When Calvi was 18 years old, she came out to her family as lesbian. After graduating from secondary school, Calvi enrolled at the University of Southampton, where she studied violin and guitar, graduating with a Bachelor of Arts degree in music in 2003. Following her completion of university, Calvi returned to London and worked as a guitar instructor, giving private lessons, though she reflected: "I was rubbish because I had taught myself so I couldn't explain how to play." She also worked as a sales assistant in a toy shop.

Calvi did not begin singing until her mid-late-twenties. "I had a phobia about it until five years ago," she said in 2011. "I wouldn't sing in school or even in the shower. I had this emotional block about hearing my voice. So the guitar became my voice when I was a teenager, it was how I could express myself." In an effort to find her own voice, Calvi has spoken of how she would lock herself in a room for long periods of time, singing along to records by Edith Piaf and Nina Simone.

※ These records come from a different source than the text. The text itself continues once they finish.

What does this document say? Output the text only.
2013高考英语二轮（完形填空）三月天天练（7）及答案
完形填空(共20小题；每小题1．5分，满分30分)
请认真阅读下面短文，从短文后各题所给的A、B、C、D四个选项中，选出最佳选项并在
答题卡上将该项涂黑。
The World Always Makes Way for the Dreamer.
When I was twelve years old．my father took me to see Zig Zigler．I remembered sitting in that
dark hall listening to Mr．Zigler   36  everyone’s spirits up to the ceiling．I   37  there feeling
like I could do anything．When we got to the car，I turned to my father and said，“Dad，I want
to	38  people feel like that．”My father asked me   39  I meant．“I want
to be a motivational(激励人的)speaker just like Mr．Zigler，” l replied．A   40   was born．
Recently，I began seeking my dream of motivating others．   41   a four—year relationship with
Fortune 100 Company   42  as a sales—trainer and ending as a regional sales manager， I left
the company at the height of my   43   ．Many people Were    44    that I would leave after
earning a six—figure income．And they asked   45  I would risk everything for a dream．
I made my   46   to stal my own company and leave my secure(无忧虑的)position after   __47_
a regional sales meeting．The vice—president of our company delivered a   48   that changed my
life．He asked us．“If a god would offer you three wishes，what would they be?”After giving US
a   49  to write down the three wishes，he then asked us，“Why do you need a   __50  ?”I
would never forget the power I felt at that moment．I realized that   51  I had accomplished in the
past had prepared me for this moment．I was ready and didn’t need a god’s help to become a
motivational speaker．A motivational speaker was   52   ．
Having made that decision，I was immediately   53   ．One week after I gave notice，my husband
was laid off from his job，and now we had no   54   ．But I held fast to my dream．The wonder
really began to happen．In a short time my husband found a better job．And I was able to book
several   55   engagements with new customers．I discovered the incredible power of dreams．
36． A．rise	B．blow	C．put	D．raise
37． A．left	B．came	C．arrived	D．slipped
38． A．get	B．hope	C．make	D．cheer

Calvi formed several bands, including Cheap Hotel, who released one download-only single ("New York"), which did not chart. Calvi later met multi-instrumentalist Mally Harpaz and drummer Daniel Maiden-Wood, who eventually formed her band. While playing in bands and giving guitar lessons, Calvi was privately recording songs on an eight-track recorder in the attic of her parents' home. At an early gig, Calvi caught the attention of Bill Ryder-Jones who urged Laurence Bell of Domino Records to sign her. Early support also came from Brian Eno, who heard about Calvi through a friend. Calvi played guitar on the track "The Prizefighter and the Heiress" on Johnny Flynn's album Been Listening, and in October 2009 she went on to support Flynn on tour. In December 2009, she signed a recording contract with Domino Records.